また、鉄筋コンクリート(RC)造の建物であっても、1階や2階がピロティ構造(柱だけの空間)になっている場合、その強度は格段に落ちます。一方で、1階部分が完全に水没しても、3階以上にいれば直接的な衝突から免れる可能性が高まるのは事実です。「高さ」は時間を与えるだけでなく、漂流物という名の凶器からあなたを隔離してくれます。自動車、コンテナ、さらには他の家屋の残骸。これらが渦巻く濁流のなかで、2階程度の高さでは、物理的な衝撃によって建物が崩落する危険性を排除しきれないのです。したがって、物理的な余裕を持たせた「3階以上」という選択は、生存率を極大化するための数理的な最適解と言えます。

現場で問われる、避難ビルの「選別」と直感

具体的にどの建物に駆け込むべきか。その判断は、数秒の猶予も許されない状況下で行われます。まずは、自治体が指定する「津波避難ビル」のマークを探すべきですが、パニック時にはそれさえ視界に入らないかもしれません。その際、あなたが頼るべきは、建物の「竣工年」と「外観」です。1981年以降の新耐震基準を満たしていることは最低条件ですが、津波に対してはさらに「重量」と「開口部」のバランスが問われます。

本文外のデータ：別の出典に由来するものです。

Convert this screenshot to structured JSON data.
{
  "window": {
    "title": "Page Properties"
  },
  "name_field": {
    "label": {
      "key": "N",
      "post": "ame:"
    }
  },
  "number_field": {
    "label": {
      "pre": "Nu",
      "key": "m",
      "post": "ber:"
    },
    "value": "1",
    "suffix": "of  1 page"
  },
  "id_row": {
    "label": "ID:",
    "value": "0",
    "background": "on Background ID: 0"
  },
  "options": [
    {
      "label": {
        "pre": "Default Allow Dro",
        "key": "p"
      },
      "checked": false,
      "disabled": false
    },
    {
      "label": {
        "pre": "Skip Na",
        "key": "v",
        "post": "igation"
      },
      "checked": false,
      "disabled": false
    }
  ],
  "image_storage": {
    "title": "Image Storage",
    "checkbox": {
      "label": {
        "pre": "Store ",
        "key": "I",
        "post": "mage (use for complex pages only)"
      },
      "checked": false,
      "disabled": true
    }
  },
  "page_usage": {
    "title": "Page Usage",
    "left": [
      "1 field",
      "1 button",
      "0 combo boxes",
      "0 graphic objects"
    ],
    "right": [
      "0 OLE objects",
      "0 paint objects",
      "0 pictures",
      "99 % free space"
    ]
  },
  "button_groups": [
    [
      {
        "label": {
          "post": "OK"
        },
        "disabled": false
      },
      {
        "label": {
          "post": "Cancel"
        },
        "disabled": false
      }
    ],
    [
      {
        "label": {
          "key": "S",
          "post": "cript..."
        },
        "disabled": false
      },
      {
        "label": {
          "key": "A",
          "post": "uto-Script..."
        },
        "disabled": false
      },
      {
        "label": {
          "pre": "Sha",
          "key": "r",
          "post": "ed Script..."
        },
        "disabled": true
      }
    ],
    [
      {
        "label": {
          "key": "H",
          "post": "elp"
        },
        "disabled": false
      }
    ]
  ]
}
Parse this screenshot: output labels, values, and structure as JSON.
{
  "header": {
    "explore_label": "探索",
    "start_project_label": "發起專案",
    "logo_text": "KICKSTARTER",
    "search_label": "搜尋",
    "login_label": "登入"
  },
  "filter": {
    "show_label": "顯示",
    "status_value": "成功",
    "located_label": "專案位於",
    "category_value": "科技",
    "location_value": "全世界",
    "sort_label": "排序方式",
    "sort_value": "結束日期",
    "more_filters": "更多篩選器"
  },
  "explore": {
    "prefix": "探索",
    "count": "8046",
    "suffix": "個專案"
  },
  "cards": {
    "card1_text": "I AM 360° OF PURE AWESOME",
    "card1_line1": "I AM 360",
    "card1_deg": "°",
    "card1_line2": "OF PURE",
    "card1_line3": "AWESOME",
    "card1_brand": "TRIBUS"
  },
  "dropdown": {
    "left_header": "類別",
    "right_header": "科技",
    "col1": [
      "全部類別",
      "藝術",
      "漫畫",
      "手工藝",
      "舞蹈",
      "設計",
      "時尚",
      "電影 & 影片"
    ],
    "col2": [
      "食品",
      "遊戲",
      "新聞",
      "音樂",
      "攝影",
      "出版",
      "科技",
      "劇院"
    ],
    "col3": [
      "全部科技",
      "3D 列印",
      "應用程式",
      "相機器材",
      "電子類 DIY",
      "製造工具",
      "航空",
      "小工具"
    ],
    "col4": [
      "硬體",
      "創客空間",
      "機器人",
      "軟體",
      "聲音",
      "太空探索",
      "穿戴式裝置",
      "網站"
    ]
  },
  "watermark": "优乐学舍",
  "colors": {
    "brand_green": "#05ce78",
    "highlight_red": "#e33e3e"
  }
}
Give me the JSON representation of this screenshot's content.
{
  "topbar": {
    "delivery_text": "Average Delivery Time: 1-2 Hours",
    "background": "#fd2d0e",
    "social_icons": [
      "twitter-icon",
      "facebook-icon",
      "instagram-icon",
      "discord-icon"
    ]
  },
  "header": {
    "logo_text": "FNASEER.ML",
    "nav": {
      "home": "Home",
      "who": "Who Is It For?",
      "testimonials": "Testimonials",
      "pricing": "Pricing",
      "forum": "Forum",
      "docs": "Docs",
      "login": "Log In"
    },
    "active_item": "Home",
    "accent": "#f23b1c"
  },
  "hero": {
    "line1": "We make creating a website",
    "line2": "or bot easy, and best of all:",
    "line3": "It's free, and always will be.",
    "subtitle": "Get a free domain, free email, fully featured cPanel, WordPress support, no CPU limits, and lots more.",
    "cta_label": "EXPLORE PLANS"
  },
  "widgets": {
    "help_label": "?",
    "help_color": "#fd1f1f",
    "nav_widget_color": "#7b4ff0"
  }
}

窓ガラスが多く、華奢なデザインの商業施設よりも、武骨で窓が少なく、壁面が厚いオフィスビルや公共施設。こうした直感的な選別が、運命を分けます。また、避難ビルの階段が屋外にあるのか、屋内にあるのかも死活問題です。屋外階段は漂流物の激突により損壊する恐れがあるため、可能な限り堅牢な内部階段を備えた高層建築物を選定してください。一度階段を上り始めたら、決して下を振り返ってはいけません。浸水が始まれば、水圧でドアは開かなくなり、エレベーターは棺桶へと変貌します。あなたの脚力だけが、唯一の生存デバイスとなるのです。